A Letter to the Old Country

Yesterday I received a Blu-ray player produced by a very highly regarded UK company, which shall remain nameless. This is not a cheap Blu-ray player.

But oddly it seemed rather deficient on the HDMI audio output front, not having anything like the range of output options you’d expect. I soon discovered that one setting provided only the original bitstream, while the other switched off the audio entirely, in favour of the analogue outputs.

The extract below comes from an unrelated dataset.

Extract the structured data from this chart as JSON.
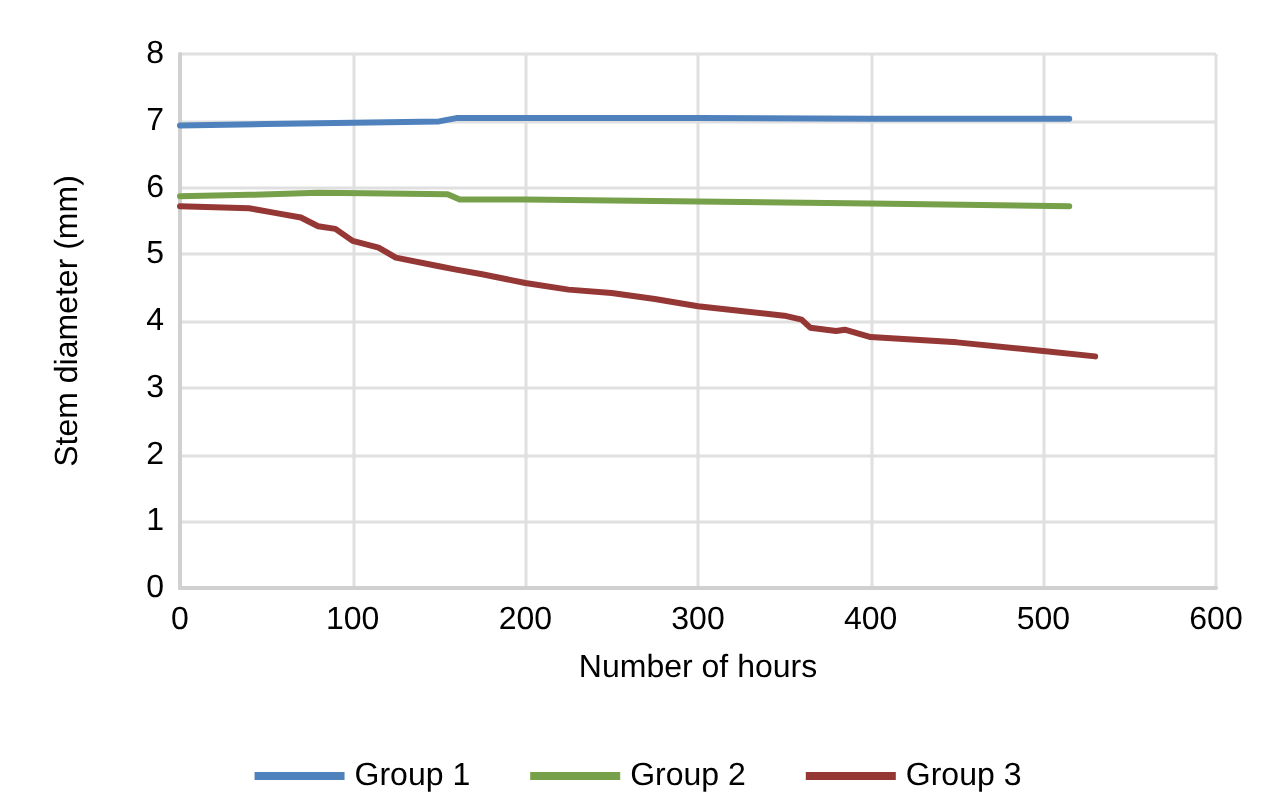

I emailed the local distributor, who in turn emailed the UK manufacturer. This morning I received a reply. The manufacturer’s Senior Engineer’s only suggestion was that maybe I had it plugged directly into a TV. Here’s my reply (I omit the photos which would give away the product):

Ah, the home office! I do love the way the engineers back in the old country think we’re complete effin idiots out here in the colonies!

So to make it clear:

  1. the Blu-ray player is plugged via HDMI into a Yamaha RX-A1000 receiver. The receiver is in turn plugged into a 52 inch Sharp Quattron TV.
  2. in the HDMI settings for the receiver I have ‘Audio Output’ set to ‘Amp’, with both ‘Out1’ and ‘Out2’ (the two HDMI outputs) set to ‘Off’.
  3. also in those HDMI settings, I have switched all HDMI control functions off
  4. according to the manual, three major settings are supposed to be available under the ‘Audio’ menu in ‘Setup’:
    • PCM Downsampling
    • Digital Output
    • Dynamic Range Control
  5. With the above-described setup, only two options are available on the review unit:
    • HDMI Output
    • Dynamic Range Control
  6. Instead of the range of six choices stated in the manual for ‘Digital Output’ (all of which the receiver supports, of course), the HDMI Output setting offers only two options:
    • On(Auto)
    • Off *Speaker
  7. With the first option selected, the unit bitstreams out the original audio format over HDMI — for example, as I demonstrated, DTS-HD Master Audio 7.1. With the second option selected there is no audio output from the unit’s HDMI output. There is no option for PCM or any other output.
  8. The Oppo BDP-83 and Panasonic DMP-BDT300 Blu-ray players which are also plugged into the receiver are not so constrained, and all their various output options operate correctly. Indeed, that is the case for the other forty-odd Blu-ray players I have reviewed (except for a couple of the very early ones and the phat PS3 which lacked bitstream output).
  9. I’ve attached photos of the unit’s Audio menu display to show precisely what I am seeing on screen.
  10. And before our English brethren start blaming the Yamaha, I’ve just plugged the unit into a Marantz NR1601 which I cracked brand new from the box especially for the occasion. It has ‘HDMI Audio Out’ set to ‘Amp’ and ‘HDMI Control’ set to ‘OFF’. Results: identical to those with the Yamaha.

Perhaps you can pass this back to the UK and see if they want to have another go.